Here’s the situation: We’re sending a time capsule into outer space in the hope that it might be read/viewed/heard by life forms on other planets.  You’ve been asked to include a rock & roll song.  What would you choose?  My choice would be made without hesitation: “Johnny B. Goode” by Chuck Berry.

Thanks to the thoughtful generosity of my wife and kids, I was able to check off an item on my personal Bucket List when Santa gave me two tickets to see Chuck Berry at BB King’s Nightclub in Times Sguare on New Year’s Eve.  Since none of my family members were willing to brave the madness of Times Square on that night, I brought along a friend and colleague who laughs in the face of madness: Pete Gregory ’89.

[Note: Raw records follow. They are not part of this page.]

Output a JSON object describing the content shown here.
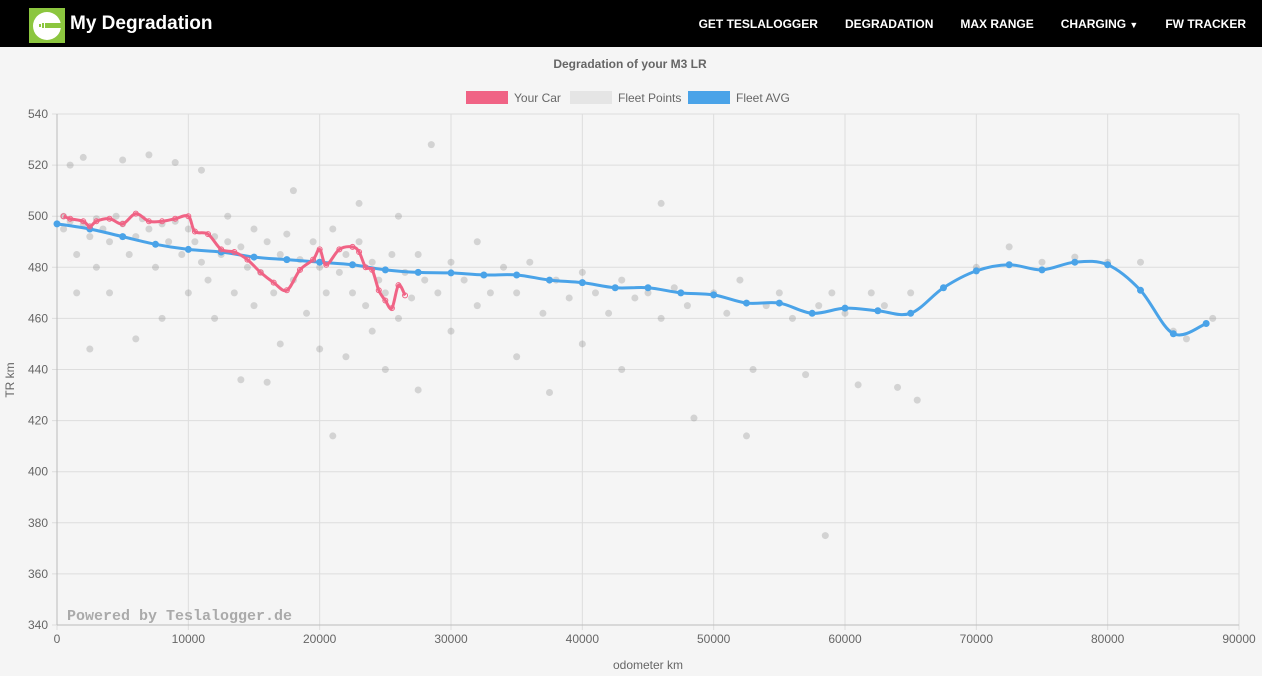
{
  "nav": {
    "brand": "My Degradation",
    "items": [
      "GET TESLALOGGER",
      "DEGRADATION",
      "MAX RANGE",
      "CHARGING",
      "FW TRACKER"
    ],
    "logo_color": "#8cc63f"
  },
  "watermark": "Powered by Teslalogger.de",
  "chart_data": {
    "type": "line",
    "title": "Degradation of your M3 LR",
    "xlabel": "odometer km",
    "ylabel": "TR km",
    "xlim": [
      0,
      90000
    ],
    "ylim": [
      340,
      540
    ],
    "xticks": [
      0,
      10000,
      20000,
      30000,
      40000,
      50000,
      60000,
      70000,
      80000,
      90000
    ],
    "yticks": [
      340,
      360,
      380,
      400,
      420,
      440,
      460,
      480,
      500,
      520,
      540
    ],
    "grid": true,
    "legend": "top",
    "series": [
      {
        "name": "Your Car",
        "color": "#f06385",
        "x": [
          500,
          1000,
          2000,
          2500,
          3000,
          4000,
          5000,
          6000,
          7000,
          8000,
          9000,
          10000,
          10500,
          11500,
          12500,
          13500,
          14500,
          15500,
          16500,
          17500,
          18500,
          19500,
          20000,
          20500,
          21500,
          22500,
          23000,
          23500,
          24000,
          24500,
          25000,
          25500,
          26000,
          26500
        ],
        "y": [
          500,
          499,
          498,
          496,
          498,
          499,
          497,
          501,
          498,
          498,
          499,
          500,
          494,
          493,
          487,
          486,
          483,
          478,
          474,
          471,
          479,
          483,
          487,
          481,
          487,
          488,
          486,
          480,
          479,
          471,
          467,
          464,
          473,
          469
        ]
      },
      {
        "name": "Fleet Points",
        "color": "#e5e5e5",
        "type": "scatter",
        "points": [
          [
            500,
            500
          ],
          [
            500,
            495
          ],
          [
            1000,
            498
          ],
          [
            1000,
            520
          ],
          [
            1500,
            485
          ],
          [
            1500,
            470
          ],
          [
            2000,
            497
          ],
          [
            2000,
            523
          ],
          [
            2500,
            492
          ],
          [
            2500,
            448
          ],
          [
            3000,
            499
          ],
          [
            3000,
            480
          ],
          [
            3500,
            495
          ],
          [
            4000,
            490
          ],
          [
            4000,
            470
          ],
          [
            4500,
            500
          ],
          [
            5000,
            497
          ],
          [
            5000,
            522
          ],
          [
            5500,
            485
          ],
          [
            6000,
            492
          ],
          [
            6000,
            452
          ],
          [
            6500,
            499
          ],
          [
            7000,
            495
          ],
          [
            7000,
            524
          ],
          [
            7500,
            480
          ],
          [
            8000,
            497
          ],
          [
            8000,
            460
          ],
          [
            8500,
            490
          ],
          [
            9000,
            498
          ],
          [
            9000,
            521
          ],
          [
            9500,
            485
          ],
          [
            10000,
            495
          ],
          [
            10000,
            470
          ],
          [
            10500,
            490
          ],
          [
            11000,
            482
          ],
          [
            11000,
            518
          ],
          [
            11500,
            475
          ],
          [
            12000,
            492
          ],
          [
            12000,
            460
          ],
          [
            12500,
            485
          ],
          [
            13000,
            490
          ],
          [
            13000,
            500
          ],
          [
            13500,
            470
          ],
          [
            14000,
            488
          ],
          [
            14000,
            436
          ],
          [
            14500,
            480
          ],
          [
            15000,
            495
          ],
          [
            15000,
            465
          ],
          [
            15500,
            478
          ],
          [
            16000,
            490
          ],
          [
            16000,
            435
          ],
          [
            16500,
            470
          ],
          [
            17000,
            485
          ],
          [
            17000,
            450
          ],
          [
            17500,
            493
          ],
          [
            18000,
            475
          ],
          [
            18000,
            510
          ],
          [
            18500,
            483
          ],
          [
            19000,
            462
          ],
          [
            19500,
            490
          ],
          [
            20000,
            480
          ],
          [
            20000,
            448
          ],
          [
            20500,
            470
          ],
          [
            21000,
            495
          ],
          [
            21000,
            414
          ],
          [
            21500,
            478
          ],
          [
            22000,
            485
          ],
          [
            22000,
            445
          ],
          [
            22500,
            470
          ],
          [
            23000,
            490
          ],
          [
            23000,
            505
          ],
          [
            23500,
            465
          ],
          [
            24000,
            482
          ],
          [
            24000,
            455
          ],
          [
            24500,
            475
          ],
          [
            25000,
            470
          ],
          [
            25000,
            440
          ],
          [
            25500,
            485
          ],
          [
            26000,
            460
          ],
          [
            26000,
            500
          ],
          [
            26500,
            478
          ],
          [
            27000,
            468
          ],
          [
            27500,
            485
          ],
          [
            27500,
            432
          ],
          [
            28000,
            475
          ],
          [
            28500,
            528
          ],
          [
            29000,
            470
          ],
          [
            30000,
            482
          ],
          [
            30000,
            455
          ],
          [
            31000,
            475
          ],
          [
            32000,
            490
          ],
          [
            32000,
            465
          ],
          [
            33000,
            470
          ],
          [
            34000,
            480
          ],
          [
            35000,
            470
          ],
          [
            35000,
            445
          ],
          [
            36000,
            482
          ],
          [
            37000,
            462
          ],
          [
            37500,
            431
          ],
          [
            38000,
            475
          ],
          [
            39000,
            468
          ],
          [
            40000,
            478
          ],
          [
            40000,
            450
          ],
          [
            41000,
            470
          ],
          [
            42000,
            462
          ],
          [
            43000,
            475
          ],
          [
            43000,
            440
          ],
          [
            44000,
            468
          ],
          [
            45000,
            470
          ],
          [
            46000,
            460
          ],
          [
            46000,
            505
          ],
          [
            47000,
            472
          ],
          [
            48000,
            465
          ],
          [
            48500,
            421
          ],
          [
            50000,
            470
          ],
          [
            51000,
            462
          ],
          [
            52000,
            475
          ],
          [
            52500,
            414
          ],
          [
            53000,
            440
          ],
          [
            54000,
            465
          ],
          [
            55000,
            470
          ],
          [
            56000,
            460
          ],
          [
            57000,
            438
          ],
          [
            58000,
            465
          ],
          [
            58500,
            375
          ],
          [
            59000,
            470
          ],
          [
            60000,
            462
          ],
          [
            61000,
            434
          ],
          [
            62000,
            470
          ],
          [
            63000,
            465
          ],
          [
            64000,
            433
          ],
          [
            65000,
            470
          ],
          [
            65500,
            428
          ],
          [
            70000,
            480
          ],
          [
            72500,
            488
          ],
          [
            75000,
            482
          ],
          [
            77500,
            484
          ],
          [
            80000,
            482
          ],
          [
            82500,
            482
          ],
          [
            85000,
            455
          ],
          [
            86000,
            452
          ],
          [
            88000,
            460
          ]
        ]
      },
      {
        "name": "Fleet AVG",
        "color": "#4aa3e8",
        "x": [
          0,
          2500,
          5000,
          7500,
          10000,
          12500,
          15000,
          17500,
          20000,
          22500,
          25000,
          27500,
          30000,
          32500,
          35000,
          37500,
          40000,
          42500,
          45000,
          47500,
          50000,
          52500,
          55000,
          57500,
          60000,
          62500,
          65000,
          67500,
          70000,
          72500,
          75000,
          77500,
          80000,
          82500,
          85000,
          87500
        ],
        "y": [
          497,
          495,
          492,
          489,
          487,
          486,
          484,
          483,
          482,
          481,
          479,
          478,
          477.8,
          477,
          477,
          475,
          474,
          472,
          472,
          470,
          469.2,
          466,
          466,
          462,
          464,
          463,
          462,
          472,
          478.6,
          481,
          479,
          482,
          481,
          471,
          454,
          458
        ]
      }
    ]
  }
}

I love Chuck Berry for his disarming simplicity – 3 chords about three topics: cars, girls, and high school.  His lyrics are spot on.  (Is there a better anthem on “teenagerness” than “No Particular Place to Go”?)  And his guitar riffs are so ubiquitous that teenagers who have never heard of him spend hours mastering licks that they don’t even know began with him.  He’s 85 and doesn’t do many shows anymore.  New Year’s Eve 2011 was my chance!  After a delightful early dinner with another guy who embraces madness — Ken Goris ’90 — we headed to the show.

As I wrote to some Facebook friends after the show, ‎’Twas a night to remember.  In a number of places he just plain forgot the words to the very legendary songs he penned a half-century ago. (He even apologized to the audience a few times for it.) Then just when you’d start to feel sorry for him, he’d hoist that axe and rip off those classic riffs that he also created as if to say, “I ain’t done yet!” He was either playing the audience OR the memory in his fingers just took over to cover for what the mind could no longer remember. Pro personified.

He also showed that rock & roll defiance when the stage manager motioned him off the stage after his “last” number.  (There were two shows that night and they wanted to clear the hall for the second one.)  Chuck started to walk off-stage, turned and grinned at the audience, turned right and sneered at the management, then turned left to his band and said, “Let’s do one more.”  Yeah!!!

John Lennon famously said, “If rock & roll had another name, they’d have to call it Chuck Berry.”  How’s that for disarming simplicity?